Getting Around Suffolk
Visitors to Ipswich are granted various internal travel choices. Many travellers prefer to hire a car in the city when they arrive. Travelers may notice that driving around the city is usually relatively easy, with normal driving laws and speed limits. Those who do not wish to rent a car during their visit can take advantage of local bus and train services and taxi cabs.
Alternatively, a better way to see the city and its surroundings is to appreciate the fresh weather and head out on foot or on the road.
Regional bus transport is also used to navigate around Ipswich itself, although commuter trains are often used by people looking to move away from Ipswich on day trips to regional destinations. Commuting is a perfect way to get to more remote destinations. Bicycle hire is accessible, and bike routes are available.
Holiday Lettings in Suffolk
You are definitely well educated on how to make your stay at Suffolk an enjoyable and unforgettable one. Nonetheless, there would be a desire to have somewhere to briefly call house, in the process of enjoying a nice time.
After an enjoyable day, you can sense the greatest warmth anywhere. We suggest that you take advantage of booking. Com and reserve a spot online. We have a range of choices that match your palate and your wallet. Below are our top-rated lettings listings:
- Traditional holiday home in Hacheston with garden
- The Dairy one-bedroom cottage, in a 15th century Farmhouse
- Garden View
- House on The Hill
- Rookery Farm Cottage
- Boundary Gallery Cottage
- Courtyard Cottage
- Courtyard Cottage, Popular Farm Barn
- The Old Rectory
- Kiln Cottage
- Gardeners Cottage
- The Pottery
- Mollett’s Farm
- The Granary VIII
- The Cottage III
Security Tips for Visitors in Suffolk
Unlike in several other nations, the UK police department does not hold weapons but highly qualified officers who wield firearms are available. Tell the Police if you’re lost – they’re approachable and friendly. Traffic wardens can also help you with directions.
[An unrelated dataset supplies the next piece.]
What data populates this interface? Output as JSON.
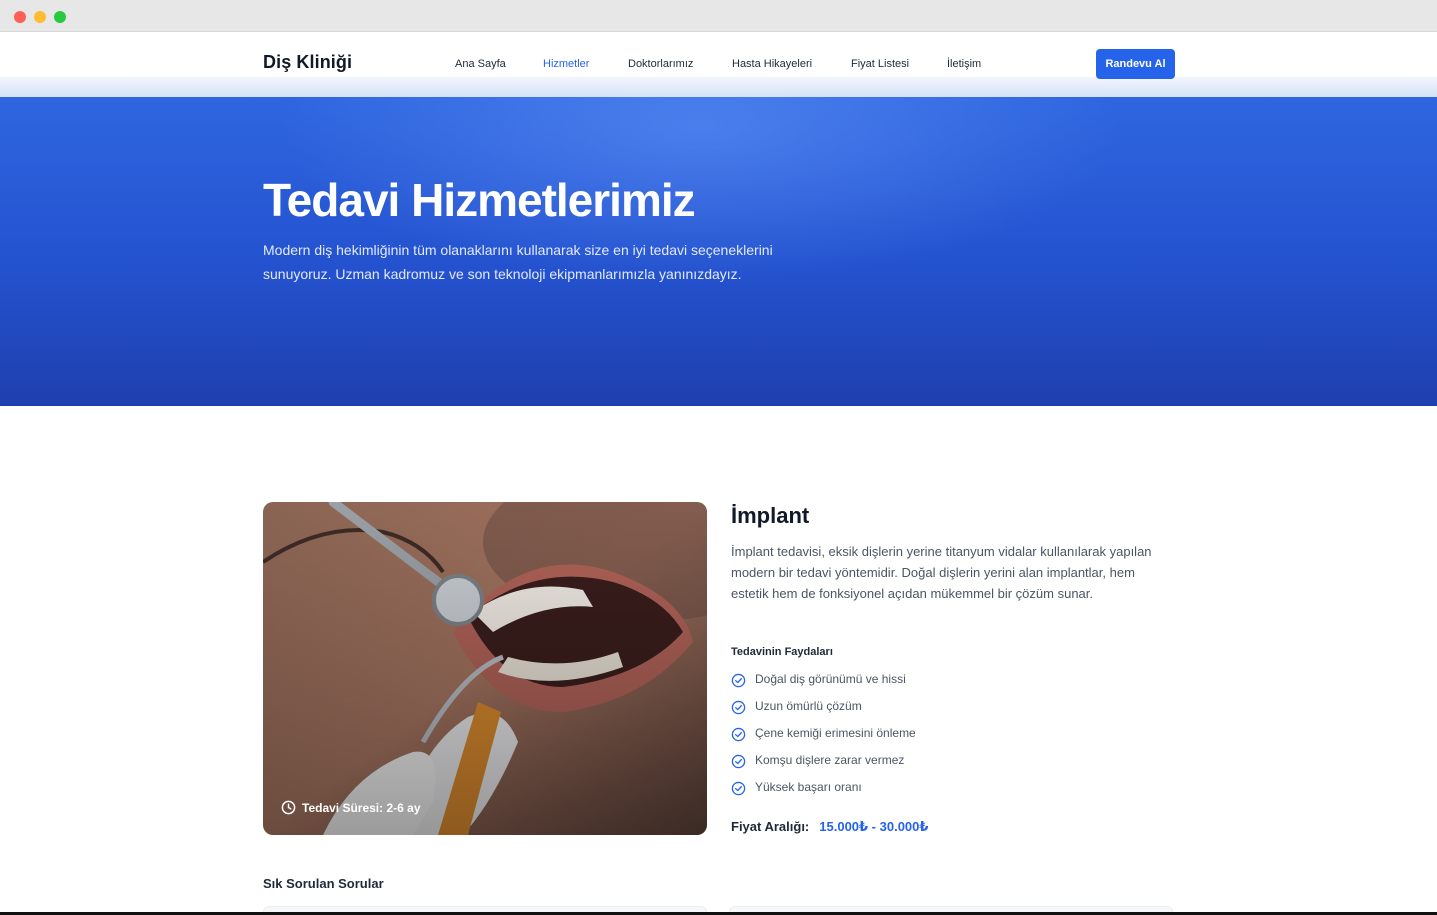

When you’ve been the target of a burglary or attack, call the police for non-emergencies by dialling 999 or 101. Both big cities in Britain have police group service staff employed with the cops, who protect the city streets. They can manage anti-social behaviour, give guidance on crime reduction and can even provide you with instructions and details.
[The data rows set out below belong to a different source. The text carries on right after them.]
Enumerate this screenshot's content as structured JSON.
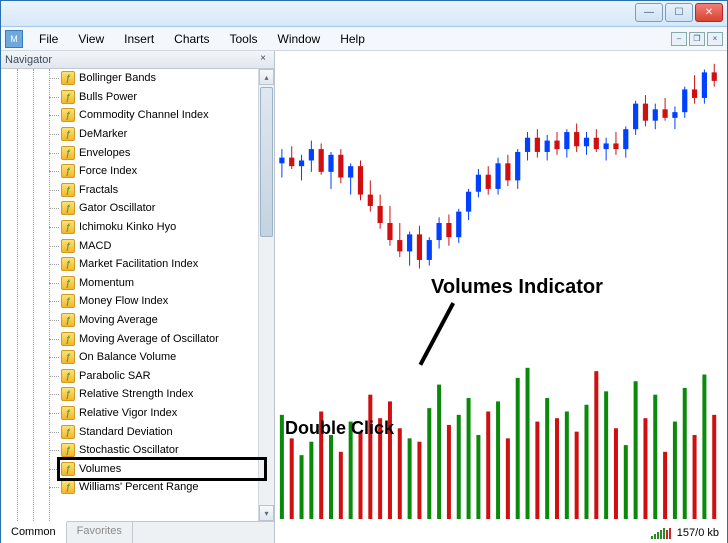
{
  "window": {
    "title": ""
  },
  "menubar": {
    "items": [
      "File",
      "View",
      "Insert",
      "Charts",
      "Tools",
      "Window",
      "Help"
    ]
  },
  "navigator": {
    "title": "Navigator",
    "tabs": {
      "common": "Common",
      "favorites": "Favorites"
    },
    "items": [
      "Bollinger Bands",
      "Bulls Power",
      "Commodity Channel Index",
      "DeMarker",
      "Envelopes",
      "Force Index",
      "Fractals",
      "Gator Oscillator",
      "Ichimoku Kinko Hyo",
      "MACD",
      "Market Facilitation Index",
      "Momentum",
      "Money Flow Index",
      "Moving Average",
      "Moving Average of Oscillator",
      "On Balance Volume",
      "Parabolic SAR",
      "Relative Strength Index",
      "Relative Vigor Index",
      "Standard Deviation",
      "Stochastic Oscillator",
      "Volumes",
      "Williams' Percent Range"
    ],
    "highlighted_item": "Volumes"
  },
  "annotations": {
    "volumes_indicator": "Volumes Indicator",
    "double_click": "Double Click"
  },
  "statusbar": {
    "kb": "157/0 kb"
  },
  "chart_data": {
    "type": "candlestick+bar",
    "candles_y_range": [
      0,
      190
    ],
    "candles": [
      {
        "o": 118,
        "h": 128,
        "l": 108,
        "c": 122,
        "up": true
      },
      {
        "o": 122,
        "h": 130,
        "l": 114,
        "c": 116,
        "up": false
      },
      {
        "o": 116,
        "h": 124,
        "l": 106,
        "c": 120,
        "up": true
      },
      {
        "o": 120,
        "h": 134,
        "l": 112,
        "c": 128,
        "up": true
      },
      {
        "o": 128,
        "h": 132,
        "l": 110,
        "c": 112,
        "up": false
      },
      {
        "o": 112,
        "h": 126,
        "l": 100,
        "c": 124,
        "up": true
      },
      {
        "o": 124,
        "h": 128,
        "l": 104,
        "c": 108,
        "up": false
      },
      {
        "o": 108,
        "h": 118,
        "l": 96,
        "c": 116,
        "up": true
      },
      {
        "o": 116,
        "h": 120,
        "l": 92,
        "c": 96,
        "up": false
      },
      {
        "o": 96,
        "h": 106,
        "l": 84,
        "c": 88,
        "up": false
      },
      {
        "o": 88,
        "h": 96,
        "l": 72,
        "c": 76,
        "up": false
      },
      {
        "o": 76,
        "h": 88,
        "l": 60,
        "c": 64,
        "up": false
      },
      {
        "o": 64,
        "h": 76,
        "l": 52,
        "c": 56,
        "up": false
      },
      {
        "o": 56,
        "h": 70,
        "l": 46,
        "c": 68,
        "up": true
      },
      {
        "o": 68,
        "h": 74,
        "l": 44,
        "c": 50,
        "up": false
      },
      {
        "o": 50,
        "h": 66,
        "l": 46,
        "c": 64,
        "up": true
      },
      {
        "o": 64,
        "h": 80,
        "l": 58,
        "c": 76,
        "up": true
      },
      {
        "o": 76,
        "h": 82,
        "l": 60,
        "c": 66,
        "up": false
      },
      {
        "o": 66,
        "h": 86,
        "l": 62,
        "c": 84,
        "up": true
      },
      {
        "o": 84,
        "h": 100,
        "l": 78,
        "c": 98,
        "up": true
      },
      {
        "o": 98,
        "h": 114,
        "l": 94,
        "c": 110,
        "up": true
      },
      {
        "o": 110,
        "h": 116,
        "l": 96,
        "c": 100,
        "up": false
      },
      {
        "o": 100,
        "h": 122,
        "l": 96,
        "c": 118,
        "up": true
      },
      {
        "o": 118,
        "h": 124,
        "l": 102,
        "c": 106,
        "up": false
      },
      {
        "o": 106,
        "h": 128,
        "l": 100,
        "c": 126,
        "up": true
      },
      {
        "o": 126,
        "h": 140,
        "l": 120,
        "c": 136,
        "up": true
      },
      {
        "o": 136,
        "h": 142,
        "l": 122,
        "c": 126,
        "up": false
      },
      {
        "o": 126,
        "h": 138,
        "l": 120,
        "c": 134,
        "up": true
      },
      {
        "o": 134,
        "h": 140,
        "l": 124,
        "c": 128,
        "up": false
      },
      {
        "o": 128,
        "h": 142,
        "l": 122,
        "c": 140,
        "up": true
      },
      {
        "o": 140,
        "h": 146,
        "l": 126,
        "c": 130,
        "up": false
      },
      {
        "o": 130,
        "h": 140,
        "l": 124,
        "c": 136,
        "up": true
      },
      {
        "o": 136,
        "h": 142,
        "l": 126,
        "c": 128,
        "up": false
      },
      {
        "o": 128,
        "h": 136,
        "l": 120,
        "c": 132,
        "up": true
      },
      {
        "o": 132,
        "h": 140,
        "l": 124,
        "c": 128,
        "up": false
      },
      {
        "o": 128,
        "h": 144,
        "l": 122,
        "c": 142,
        "up": true
      },
      {
        "o": 142,
        "h": 162,
        "l": 138,
        "c": 160,
        "up": true
      },
      {
        "o": 160,
        "h": 166,
        "l": 144,
        "c": 148,
        "up": false
      },
      {
        "o": 148,
        "h": 160,
        "l": 142,
        "c": 156,
        "up": true
      },
      {
        "o": 156,
        "h": 164,
        "l": 148,
        "c": 150,
        "up": false
      },
      {
        "o": 150,
        "h": 158,
        "l": 142,
        "c": 154,
        "up": true
      },
      {
        "o": 154,
        "h": 172,
        "l": 150,
        "c": 170,
        "up": true
      },
      {
        "o": 170,
        "h": 180,
        "l": 160,
        "c": 164,
        "up": false
      },
      {
        "o": 164,
        "h": 184,
        "l": 160,
        "c": 182,
        "up": true
      },
      {
        "o": 182,
        "h": 188,
        "l": 172,
        "c": 176,
        "up": false
      }
    ],
    "volumes_y_range": [
      0,
      100
    ],
    "volumes": [
      {
        "v": 62,
        "up": true
      },
      {
        "v": 48,
        "up": false
      },
      {
        "v": 38,
        "up": true
      },
      {
        "v": 46,
        "up": true
      },
      {
        "v": 64,
        "up": false
      },
      {
        "v": 50,
        "up": true
      },
      {
        "v": 40,
        "up": false
      },
      {
        "v": 58,
        "up": true
      },
      {
        "v": 52,
        "up": false
      },
      {
        "v": 74,
        "up": false
      },
      {
        "v": 60,
        "up": false
      },
      {
        "v": 70,
        "up": false
      },
      {
        "v": 54,
        "up": false
      },
      {
        "v": 48,
        "up": true
      },
      {
        "v": 46,
        "up": false
      },
      {
        "v": 66,
        "up": true
      },
      {
        "v": 80,
        "up": true
      },
      {
        "v": 56,
        "up": false
      },
      {
        "v": 62,
        "up": true
      },
      {
        "v": 72,
        "up": true
      },
      {
        "v": 50,
        "up": true
      },
      {
        "v": 64,
        "up": false
      },
      {
        "v": 70,
        "up": true
      },
      {
        "v": 48,
        "up": false
      },
      {
        "v": 84,
        "up": true
      },
      {
        "v": 90,
        "up": true
      },
      {
        "v": 58,
        "up": false
      },
      {
        "v": 72,
        "up": true
      },
      {
        "v": 60,
        "up": false
      },
      {
        "v": 64,
        "up": true
      },
      {
        "v": 52,
        "up": false
      },
      {
        "v": 68,
        "up": true
      },
      {
        "v": 88,
        "up": false
      },
      {
        "v": 76,
        "up": true
      },
      {
        "v": 54,
        "up": false
      },
      {
        "v": 44,
        "up": true
      },
      {
        "v": 82,
        "up": true
      },
      {
        "v": 60,
        "up": false
      },
      {
        "v": 74,
        "up": true
      },
      {
        "v": 40,
        "up": false
      },
      {
        "v": 58,
        "up": true
      },
      {
        "v": 78,
        "up": true
      },
      {
        "v": 50,
        "up": false
      },
      {
        "v": 86,
        "up": true
      },
      {
        "v": 62,
        "up": false
      }
    ]
  }
}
Emergency Health Services in Suffolk
The Department of Accident and Emergency (A&E) provides patients with serious injuries or illnesses access to high-quality nursing and medical care 24 hours a day, 365 days a year. A doctor or nurse at A&E may examine the situation and agree upon future intervention. While we are familiar with people recovering from serious injuries/accidents, a high percentage of patients visiting A&E are for mild injury.
Children’s evaluation unit
The children’s assessment unit (CAU) is for children who need intensive clinical treatment to be assessed and handled. It’s open 365 days yearly. Many children with serious acute or permanent disabilities, when approved by their physicians, have unrestricted access to the facility.